Couverture du livre Tangage et roulis

Auteur : David McNeil

Date de saisie : 18/08/2006

Genre : Romans et nouvelles - français

Editeur : Gallimard, Paris, France

Collection : Blanche

Prix : 12.00 € / 78.71 F

ISBN : 978-2-07-077686-3

GENCOD : 9782070776863

en vente sur logo Alapage.com


  • La présentation de l'éditeur

«"Vous êtes tous ici parce que vous êtes accros à une chose ou une autre. Je vais vous expliquer comment ne jamais vous laisser piéger.
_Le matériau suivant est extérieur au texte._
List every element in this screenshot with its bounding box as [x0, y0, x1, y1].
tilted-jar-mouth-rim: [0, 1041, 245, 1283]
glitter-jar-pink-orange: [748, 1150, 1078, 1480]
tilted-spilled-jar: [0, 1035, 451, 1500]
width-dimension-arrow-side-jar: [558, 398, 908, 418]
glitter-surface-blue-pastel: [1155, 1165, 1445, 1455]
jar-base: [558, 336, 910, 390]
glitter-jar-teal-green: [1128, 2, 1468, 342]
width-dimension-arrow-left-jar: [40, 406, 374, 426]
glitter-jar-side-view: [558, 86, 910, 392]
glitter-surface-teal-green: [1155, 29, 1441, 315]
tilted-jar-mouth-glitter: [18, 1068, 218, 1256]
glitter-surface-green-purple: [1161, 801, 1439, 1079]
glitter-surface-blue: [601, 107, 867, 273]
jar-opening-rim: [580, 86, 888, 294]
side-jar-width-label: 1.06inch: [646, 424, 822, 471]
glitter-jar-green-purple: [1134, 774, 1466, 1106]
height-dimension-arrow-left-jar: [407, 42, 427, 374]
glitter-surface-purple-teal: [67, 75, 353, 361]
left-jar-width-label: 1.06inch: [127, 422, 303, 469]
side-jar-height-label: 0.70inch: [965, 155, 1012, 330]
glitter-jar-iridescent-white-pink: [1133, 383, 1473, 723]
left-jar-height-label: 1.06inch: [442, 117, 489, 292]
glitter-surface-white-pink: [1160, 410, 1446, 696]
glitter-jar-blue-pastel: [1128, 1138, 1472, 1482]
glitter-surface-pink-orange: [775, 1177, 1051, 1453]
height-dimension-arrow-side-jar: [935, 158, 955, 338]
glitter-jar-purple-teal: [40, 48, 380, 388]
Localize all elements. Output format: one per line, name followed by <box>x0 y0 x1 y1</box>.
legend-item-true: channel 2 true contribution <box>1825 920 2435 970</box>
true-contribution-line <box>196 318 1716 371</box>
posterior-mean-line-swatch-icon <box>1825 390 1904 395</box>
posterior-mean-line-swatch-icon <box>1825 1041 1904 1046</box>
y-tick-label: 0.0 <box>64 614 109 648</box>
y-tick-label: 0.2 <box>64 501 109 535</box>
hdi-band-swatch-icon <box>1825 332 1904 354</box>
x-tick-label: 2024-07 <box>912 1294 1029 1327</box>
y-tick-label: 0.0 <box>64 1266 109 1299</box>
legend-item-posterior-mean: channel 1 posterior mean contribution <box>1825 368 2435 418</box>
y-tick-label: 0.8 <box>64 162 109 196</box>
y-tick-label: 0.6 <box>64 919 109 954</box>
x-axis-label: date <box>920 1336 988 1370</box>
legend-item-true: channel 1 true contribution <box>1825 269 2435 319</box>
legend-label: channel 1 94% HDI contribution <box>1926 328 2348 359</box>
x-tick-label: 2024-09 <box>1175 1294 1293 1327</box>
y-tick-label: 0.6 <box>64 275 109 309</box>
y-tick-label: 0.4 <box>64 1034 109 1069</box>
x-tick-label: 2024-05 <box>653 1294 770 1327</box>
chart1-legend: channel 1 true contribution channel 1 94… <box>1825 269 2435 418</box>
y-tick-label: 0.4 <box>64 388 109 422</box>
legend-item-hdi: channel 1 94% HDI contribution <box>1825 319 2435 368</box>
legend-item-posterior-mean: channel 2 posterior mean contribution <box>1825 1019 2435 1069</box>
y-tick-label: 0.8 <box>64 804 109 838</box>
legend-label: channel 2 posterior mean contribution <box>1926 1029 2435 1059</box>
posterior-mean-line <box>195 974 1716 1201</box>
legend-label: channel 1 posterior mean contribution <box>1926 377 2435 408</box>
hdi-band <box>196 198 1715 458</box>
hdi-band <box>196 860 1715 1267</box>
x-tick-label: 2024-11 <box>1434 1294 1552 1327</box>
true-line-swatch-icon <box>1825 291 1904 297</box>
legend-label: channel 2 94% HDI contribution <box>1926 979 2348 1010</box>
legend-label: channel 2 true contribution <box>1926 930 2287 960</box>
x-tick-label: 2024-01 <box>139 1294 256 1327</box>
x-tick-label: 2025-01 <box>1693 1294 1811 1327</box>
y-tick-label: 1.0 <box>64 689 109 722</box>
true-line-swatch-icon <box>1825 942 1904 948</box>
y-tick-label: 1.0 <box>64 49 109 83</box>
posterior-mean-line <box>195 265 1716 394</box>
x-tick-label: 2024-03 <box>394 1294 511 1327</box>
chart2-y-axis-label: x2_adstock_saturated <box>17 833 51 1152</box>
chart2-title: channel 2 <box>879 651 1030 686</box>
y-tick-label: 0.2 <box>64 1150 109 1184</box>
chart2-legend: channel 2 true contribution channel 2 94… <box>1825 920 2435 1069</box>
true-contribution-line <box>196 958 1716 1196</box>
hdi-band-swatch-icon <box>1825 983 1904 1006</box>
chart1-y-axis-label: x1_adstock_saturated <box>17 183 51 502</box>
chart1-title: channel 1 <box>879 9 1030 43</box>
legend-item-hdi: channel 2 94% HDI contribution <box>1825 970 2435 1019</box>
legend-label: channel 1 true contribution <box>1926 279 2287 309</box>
Écoutez-moi, c'est simple : lundi alcool, mardi cocaïne, mercredi haschich, jeudi amphétamines, vendredi héroïne, samedi ecstasy, dimanche L.S.D., Noël et jours de fête quartier libre, morphine, éther, mescaline, tout ce que vous voudrez, avec ce régime, pas d'accoutumance."
Jean ne sourit plus du tout.»

La tentative de désintoxication du narrateur est le prétexte à une épopée turbulente avec son ami musicien, Charlie Wood, dans un Montréal sérieusement bonifié par le rock and roll et la «Blanche de Chambly».





  • La revue de presse Patrice Delbourg - Le Nouvel Observateur du 15 juin 2006

Prévert lui tend sa première coupe de champagne à Saint-Paul-de-Vence. Il a 13 ans. Sacré parrainage ! Jamais le baladin ne baissera le coude. Pour avoir biberonné au-delà du raisonnable, l'écrivain chanteur relate sous une forme autobiographique à peine déguisée une cure de désintoxication coûteuse et musclée dans une clinique à la mode de Montréal, dirigée par un pochetron repenti. Très vite le sevrage prend des allures de grabuge. «Mash» revu par «Hellzapoppin».
Rêvant d'infirmières nues sous leurs blouses à smocks, gavé de psychotropes et de neuroleptiques comme une oie périgourdine, le patient récalcitrant erre dans la ville, écume les bars parallèles en mettant de la panique dans le cérémonial. Pas question d'enterrer sa vie de père pinard, la tempérance convient mal au ménestrel globe-trotteur... Sous les néons fatigués des motels, la phrase de cet orfèvre de la digression sonne joliment, entre swing léché et alexandrin atomisé...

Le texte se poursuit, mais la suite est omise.